Which was okay, but it's intensely annoying when the instructor decides to deviate from the course syllabus to spend half a day teaching us her pet fascination. Databases, in this case. After a few minutes of setting up a database in Microsoft Access, I know beyond all doubt that I will never, ever be able to do that for a living. I'd go totally mad. It's hard for me to remember all the steps involved to begin with, and dealing with them through Dreamweaver, which has an infuriating habit of hanging on to cached information instead of doing what you tell it to do with your database, doesn't make it any easier. I ended the last day of the class with a blinding headache, although I did my best to kill it with a cup of coffee and a stroll in the beautiful gardens behind the Smithsonian Information Center.

And there's a guy who works in the cafe in the lobby of the school who looks uncannily like Johnny Sack from "The Sopranos." It made me want to drop my croissant and run away screaming.

Harry Potter and the Really Crowded Theater.

Part of my weekend was taken up with Project Kitchen Aid Pasta Maker, but I don't think I have the energy to talk about that right now. I just finished picking the last of the dough out of the linguini attachment tonight, and we didn't even get any yummy homemade pasta out of the deal.

Today I decided I couldn't go another day without seeing "Prisoner of Azkaban," so we braved the crowds and actually got tickets for a showing that wasn't several hours after our arrival at the theater.
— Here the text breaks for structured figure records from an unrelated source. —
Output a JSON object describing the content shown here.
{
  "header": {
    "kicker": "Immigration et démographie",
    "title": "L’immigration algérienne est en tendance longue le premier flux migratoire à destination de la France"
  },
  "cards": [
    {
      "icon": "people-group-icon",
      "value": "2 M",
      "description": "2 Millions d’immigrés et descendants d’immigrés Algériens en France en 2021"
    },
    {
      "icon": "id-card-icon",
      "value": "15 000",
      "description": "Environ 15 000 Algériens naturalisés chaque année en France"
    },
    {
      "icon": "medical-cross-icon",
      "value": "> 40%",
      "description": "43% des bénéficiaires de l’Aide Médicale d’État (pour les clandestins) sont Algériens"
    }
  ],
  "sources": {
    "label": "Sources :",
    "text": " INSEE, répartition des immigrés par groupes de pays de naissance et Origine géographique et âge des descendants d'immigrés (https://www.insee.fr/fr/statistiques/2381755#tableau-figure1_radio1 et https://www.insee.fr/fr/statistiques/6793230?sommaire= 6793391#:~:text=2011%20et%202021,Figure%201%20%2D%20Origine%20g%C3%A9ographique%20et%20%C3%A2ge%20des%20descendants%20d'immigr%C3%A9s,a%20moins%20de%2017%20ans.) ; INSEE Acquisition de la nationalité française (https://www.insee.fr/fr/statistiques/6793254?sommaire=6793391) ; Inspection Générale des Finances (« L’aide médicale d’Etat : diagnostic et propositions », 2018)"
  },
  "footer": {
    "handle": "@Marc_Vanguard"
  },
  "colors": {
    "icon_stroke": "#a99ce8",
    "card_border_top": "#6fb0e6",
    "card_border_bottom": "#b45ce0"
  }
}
After the annoying pre-show reels (That new "Who Wants to Be An Action Hero?" show? Totally a ripoff of "WWE Tough Enough") and a series of previews that made me feel fairly certain we wouldn't be braving an actual theater again any time soon (I'm sorry, but is the world really crying out for a live action "Garfield"?), we finally got to see the bloody movie.

It was worth the extended wait. This is the first Harry Potter movie that made me feel like I was watching fully-fleshed characters rather than some kids and adults who happened to look somewhat like the descriptions of J.K. Rowling's creations. The tone of the film was considerably darker, but that's okay; it ain't like the books get any cheerier from here. If I've got any quibbles at all, they're that 1. Anyone who went into the movie not knowing who Moony, Wormtail, Padfoot, and Prongs were might be lost by the end, and 2. I'm not sure I liked Movie Lupin -- something about the hair and the mustache and his overall appearance gave me that "Bad Touch!" feeling whenever he was alone with Harry. The casting in the movies has been almost uniformly dead on, so this was a little disappointing.

But that's minor; on the whole I really enjoyed the movie and I'm sorry that Alfonso Cuaron isn't returning for another crack at the series.